Manufacturer and Retailer
In the mid-90s, many manufacturers began implementing CPFR with key retailer partners. It called for sharing the sales forecast between the manufacturer and retailer (or distributor). They exchange views on what might influence discrepancies in the forecast. The parties then agree on any adjustments to be made, and allow the forecast to become actual future order quantities. This allows the manufacturer to have a more accurate demand forecast, while giving the retailer more confidence that future orders will be fulfilled on time and in full. Companies should consider implementing CPFR when:
- There are frequent product changes (short product lifecycles) that increase risk of excessive channel inventory.
- Retailers have frequent promotions. The manufacturer and retailer can review historical data and promotional events to align on future order quantities for promotions.

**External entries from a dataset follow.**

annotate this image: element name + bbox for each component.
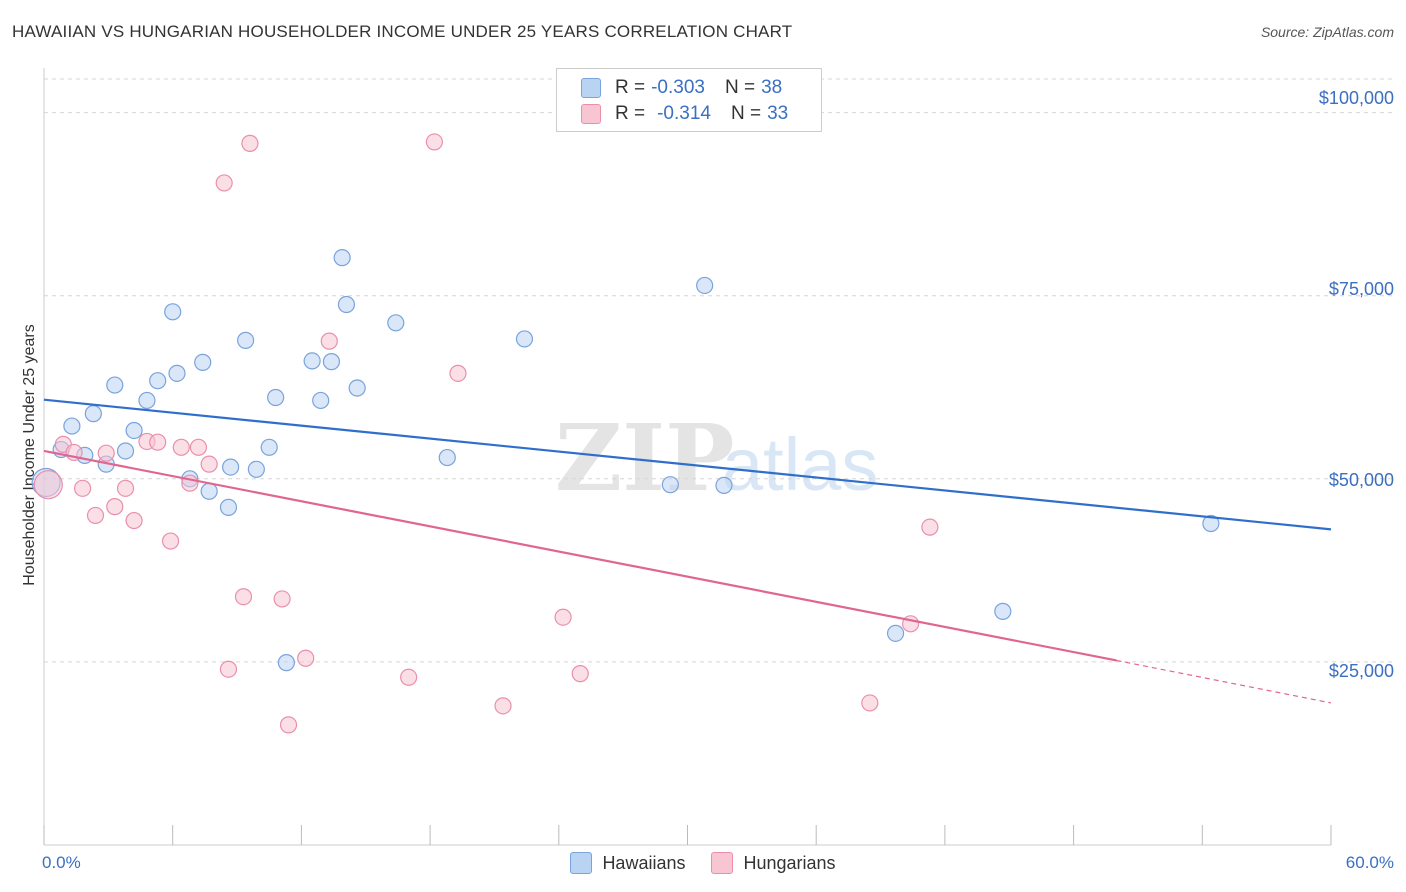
legend-r-label: R = bbox=[615, 103, 646, 124]
hungarians-point bbox=[116, 479, 135, 497]
hawaiians-point bbox=[886, 624, 905, 642]
hungarians-point bbox=[320, 332, 338, 350]
hungarians-point bbox=[571, 665, 589, 683]
hungarians-point bbox=[234, 588, 253, 606]
hungarians-point bbox=[215, 174, 233, 192]
hawaiians-point bbox=[348, 379, 366, 397]
hawaiians-point bbox=[322, 353, 341, 371]
hungarians-point bbox=[400, 668, 418, 686]
hungarians-point bbox=[554, 608, 572, 626]
hungarians-point bbox=[425, 133, 443, 151]
hawaiians-point bbox=[84, 405, 102, 423]
hungarians-point bbox=[861, 694, 879, 712]
hawaiians-point bbox=[515, 330, 534, 348]
legend-n-label: N = bbox=[730, 103, 762, 124]
hawaiians-point bbox=[200, 482, 218, 500]
legend-r-value: -0.303 bbox=[651, 77, 705, 98]
hawaiians-point bbox=[106, 376, 124, 394]
hungarians-point bbox=[219, 660, 238, 678]
hawaiians-point bbox=[387, 314, 405, 332]
legend-hawaiians-label: Hawaiians bbox=[602, 852, 686, 873]
hawaiians-point bbox=[696, 276, 714, 295]
hawaiians-point bbox=[63, 417, 81, 435]
y-tick-label: $75,000 bbox=[1328, 279, 1394, 299]
legend-hungarians-label: Hungarians bbox=[743, 852, 836, 873]
hungarians-point bbox=[189, 438, 208, 456]
hawaiians-point bbox=[138, 391, 156, 410]
hungarians-point bbox=[33, 470, 63, 500]
correlation-legend: R = -0.303 N = 38 R = -0.314 N = 33 bbox=[556, 68, 822, 132]
hungarians-point bbox=[97, 444, 115, 462]
hawaiians-point bbox=[337, 295, 356, 314]
hungarians-point bbox=[74, 479, 92, 497]
hawaiians-point bbox=[267, 388, 285, 407]
y-tick-label: $100,000 bbox=[1318, 88, 1394, 108]
legend-n-value: 33 bbox=[767, 103, 789, 124]
legend-n-value: 38 bbox=[761, 77, 783, 98]
hungarians-trend-extension bbox=[1116, 659, 1332, 704]
legend-r-value: -0.314 bbox=[657, 103, 711, 124]
hungarians-legend-swatch bbox=[711, 852, 734, 874]
hawaiians-point bbox=[715, 476, 733, 495]
hawaiians-swatch bbox=[581, 78, 601, 98]
chart-title: HAWAIIAN VS HUNGARIAN HOUSEHOLDER INCOME… bbox=[12, 22, 793, 41]
hawaiians-point bbox=[994, 602, 1012, 620]
hawaiians-point bbox=[303, 352, 321, 370]
hawaiians-point bbox=[222, 458, 240, 476]
hungarians-point bbox=[241, 134, 259, 152]
watermark-atlas: atlas bbox=[722, 423, 878, 506]
hawaiians-point bbox=[438, 448, 456, 467]
hungarians-point bbox=[279, 716, 298, 734]
hawaiians-point bbox=[260, 438, 278, 456]
hawaiians-point bbox=[125, 421, 143, 440]
hungarians-point bbox=[449, 364, 467, 382]
y-tick-label: $25,000 bbox=[1328, 661, 1394, 681]
hungarians-trend-line bbox=[43, 449, 1117, 662]
legend-row-hungarians: R = -0.314 N = 33 bbox=[581, 103, 788, 125]
hungarians-point bbox=[494, 697, 512, 715]
hawaiians-point bbox=[149, 372, 167, 390]
hungarians-swatch bbox=[581, 104, 601, 124]
hawaiians-point bbox=[219, 498, 238, 516]
hawaiians-point bbox=[333, 249, 351, 267]
hungarians-point bbox=[921, 518, 939, 536]
hawaiians-point bbox=[661, 476, 679, 494]
hungarians-point bbox=[125, 511, 143, 530]
y-tick-label: $50,000 bbox=[1328, 470, 1394, 490]
series-legend: Hawaiians Hungarians bbox=[0, 852, 1406, 874]
x-tick-max: 60.0% bbox=[1345, 853, 1394, 872]
legend-r-label: R = bbox=[615, 77, 646, 98]
hungarians-point bbox=[172, 438, 190, 456]
hawaiians-point bbox=[164, 303, 182, 321]
watermark-zip: ZIP bbox=[555, 404, 734, 512]
hawaiians-point bbox=[247, 460, 265, 478]
hungarians-point bbox=[149, 433, 167, 451]
legend-n-label: N = bbox=[724, 77, 756, 98]
hungarians-point bbox=[86, 506, 105, 525]
hawaiians-point bbox=[1202, 514, 1220, 533]
hawaiians-legend-swatch bbox=[570, 852, 593, 874]
hungarians-point bbox=[161, 532, 180, 550]
x-tick-min: 0.0% bbox=[42, 853, 81, 872]
legend-item-hawaiians: Hawaiians bbox=[570, 852, 685, 874]
source-label: Source: ZipAtlas.com bbox=[1260, 24, 1394, 40]
hawaiians-point bbox=[237, 331, 255, 349]
hawaiians-point bbox=[312, 391, 330, 410]
hungarians-point bbox=[297, 649, 315, 667]
legend-item-hungarians: Hungarians bbox=[711, 852, 836, 874]
hawaiians-point bbox=[168, 364, 186, 382]
hawaiians-point bbox=[277, 654, 295, 672]
legend-row-hawaiians: R = -0.303 N = 38 bbox=[581, 77, 782, 99]
hawaiians-point bbox=[116, 442, 135, 460]
hungarians-point bbox=[200, 455, 218, 473]
hawaiians-point bbox=[194, 353, 212, 371]
hawaiians-trend-line bbox=[43, 398, 1332, 531]
hungarians-point bbox=[273, 590, 291, 608]
hungarians-point bbox=[106, 498, 124, 516]
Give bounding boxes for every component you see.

- There is limited inventory, and demand will likely exceed supply in the short term.
Manufacturer and 3PL
Most major manufacturers have implemented capabilities to collaborate with their respective third-party logistics (3PL) providers, accessing virtual warehouses in their enterprise resource planning (ERP) environments. When working with 3PL, it’s important to ensure inventory accuracy for financial reporting. Collaborating with 3PLs is especially relevant when:
- Customers have extremely tight requirements for time-definite delivery windows.
- Stock is frequently transported between warehouses. For example, better collaboration with 3PLs will resolve issues where the physical goods receipt occurred, but the transaction isn’t reflected in the system.
- Serialized products are tracked throughout the supply chain.
- The manufacturer employs a consignment business model, whereby financial ownership remains with the manufacturer until the product is sold to the end customer.
Manufacturer and Supplier
Manufacturers are expanding programs to implement collaborative arrangements with their suppliers to reduce cost and ensure availability. The collaborative relationship often extends into the supplier’s manufacturing operations, to increase process efficiency and reduce cost. Companies benefit from a collaborative approach with a supplier when:
- There are frequent engineering changes that need to be communicated to the supplier.
- The manufacturer needs to ensure that supplier bids are aligned to the part’s cost estimates, along with future target costs.
- Supplier costs fluctuate through the year based on currency and precious metal exchange rates.
- The supplier receives components from the company to perform contract manufacturing and return a finished product component.
In the past, companies used spreadsheets and e-mail to collaborate with business partners, which proved difficult to scale and resulted in collaboration with only a few “strategic” suppliers. Given today’s digital environment, collaboration tools are much more secure, easier to scale and user-friendly — especially when drawing on Business 4.0 technologies such as mobility, cognitive analytics, artificial intelligence and machine learning, cloud-bases applications, and advanced cybersecurity. Companies can generate advanced analyses across the supply base to better understand bottlenecks and areas for improvement when working with business partners.
Business 4.0 will allow companies to harness an abundance of capabilities, by re-imagining the broader organizational environment and re-thinking the potential benefits of respective collaborative relationships. Customers, suppliers and logistics providers will benefit from the expanded integration and connectivity with the business ecosystem.
Harry Drake is engagement director at TCS Global Supply Chain Consulting.